Hace más de una década hubo una chica me gustó mucho. Con sus intermitencias, el sentimiento estuvo incrustado en mí por casi tres años: iba y venía porque cuando yo decía que ya, que era suficiente, que finalmente le había dado vuelta a la página, que el último intento de escape tuvo éxito, la volvía a ver y descubría que todo era ficticio, que el castillo inexpugnable que había armado se caída a pedazos ladrillo por ladrillo, atacado por mil arietes que al final dejaban clavar en mi corazón una bandera con el nombre de la susodicha. Ella me dio un par de veces palabras durísimas que no soltaron las amarras, sino que hicieron que estuviera más anclado a su puerto, más firme, más tontamente esperanzado.
Poco a poco, me di cuenta que esa situación me estaba afectando demasiado y que contaminaba otras áreas de mi vida más relevantes, dañando a otras personas que no lo merecían. Pero me costaba horrores pensar en olvidarme de todo; tenía, además, una extraña fijación en la espera, en la paciencia, en el amor que vendría a mi puerta luego de años de diligente y esforzada expectativa. Eso podía llevarme a estadios cercanos a la locura, pero no importaba: la vivencia lo valía todo.

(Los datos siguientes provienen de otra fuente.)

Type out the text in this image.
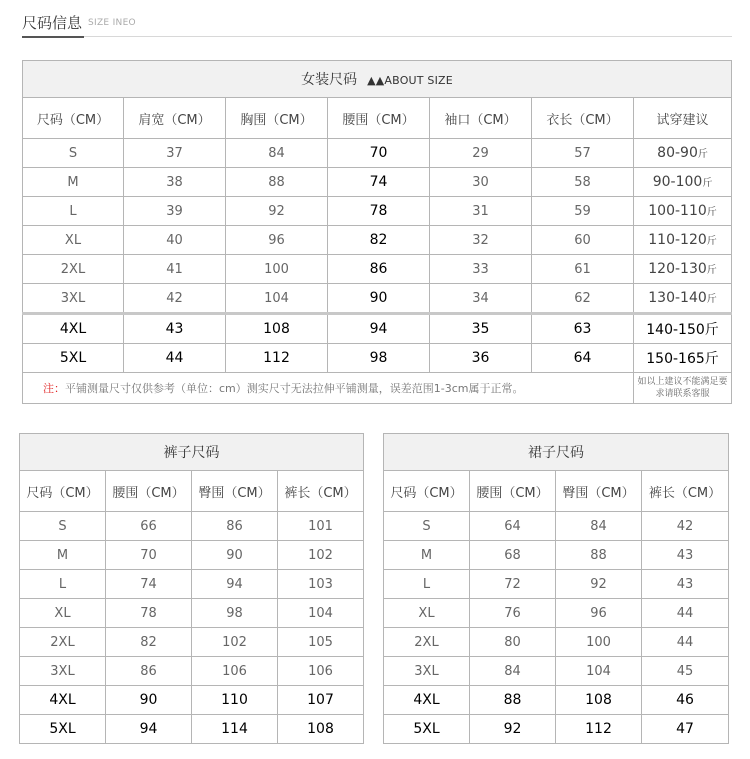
尺码信息 SIZE INEO
女装尺码 ▲▲ABOUT SIZE						
尺码（CM）	肩宽（CM）	胸围（CM）	腰围（CM）	袖口（CM）	衣长（CM）	试穿建议
S	37	84	70	29	57	80-90斤
M	38	88	74	30	58	90-100斤
L	39	92	78	31	59	100-110斤
XL	40	96	82	32	60	110-120斤
2XL	41	100	86	33	61	120-130斤
3XL	42	104	90	34	62	130-140斤
4XL	43	108	94	35	63	140-150斤
5XL	44	112	98	36	64	150-165斤
注：平铺测量尺寸仅供参考（单位：cm）测实尺寸无法拉伸平铺测量，误差范围1-3cm属于正常。						如以上建议不能满足要求请联系客服
裤子尺码			
尺码（CM）	腰围（CM）	臀围（CM）	裤长（CM）
S	66	86	101
M	70	90	102
L	74	94	103
XL	78	98	104
2XL	82	102	105
3XL	86	106	106
4XL	90	110	107
5XL	94	114	108
裙子尺码			
尺码（CM）	腰围（CM）	臀围（CM）	裤长（CM）
S	64	84	42
M	68	88	43
L	72	92	43
XL	76	96	44
2XL	80	100	44
3XL	84	104	45
4XL	88	108	46
5XL	92	112	47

El único recuerdo de ella, que guardaba como un tesoro en mi billetera, eran dos billetes de un dólar que un día me regaló en circunstancias que olvidé por completo. Gabriel y Gema, mis hermanos, conocían del significado de los billetes, sabían que para mí tenían un valor incalculable, e intuían mis idas y vueltas sentimentales.
Sin intuirlo, junio, agosto y septiembre del año 2000 se transformaron en un período trascendental en mi vida porque las decisiones y la gente que conocí en esos meses determinaron la vida tal cual la tengo hoy. Cerca al cumpleaños de Gabriel, con mucho hartazgo, pasé una mala noche y en la mañana ―no recuerdo el día con precisión―, me dije que era suficiente, que ya bastaba, que había que botar al lastre por la borda. Sé que es subjetivo, pero me sentí finalmente libre y listo para ver hacia delante y ya no hacia atrás. El futuro demostró que esa sensación fue real.
Esa misma mañana, con mis hermanos adolescentes nos fuimos a comprar no se qué a la Av. La Molina. En el cruce de Los Viñedos con Los Cerezos paré un momento. Saqué mi billetera, la abrí y extraje los dos dólares que allí siempre estaban… y le entregué uno a Gabriel y otro a Gema, que me miraban sorprendidísimos, con muchas dudas de lo que estaba haciendo. Gema preguntó si estaba seguro de lo que hacía; yo le dije que sí, que era el tiempo, que por favor tomaran ese tótem para mi y que dispongan de él como quisieran. Gabriel no dijo nada, pero entendió lo que sucedía. Era un símbolo, una señal, un hito que marcaba mi decisión de dejar las cosas y que quería comenzar de nuevo otra vez.
Porque a veces es de esa manera: hay que marcar el fin de los conflictos y las dudas, de las reticencias e indecisiones, para así poder continuar en los caminos en los que uno decide andar. Sean en las rutas sentimentales ―mi pequeña historia previa lo refleja―, laborales, amicales, y también las espirituales.
2 comentarios:
qué buena historia abel,
me has dado una buena idea, aunque talvez no la lleve a cabo.. jajaja
¿Idea? Mmmmm.... ¿de qué te vas a deshacer???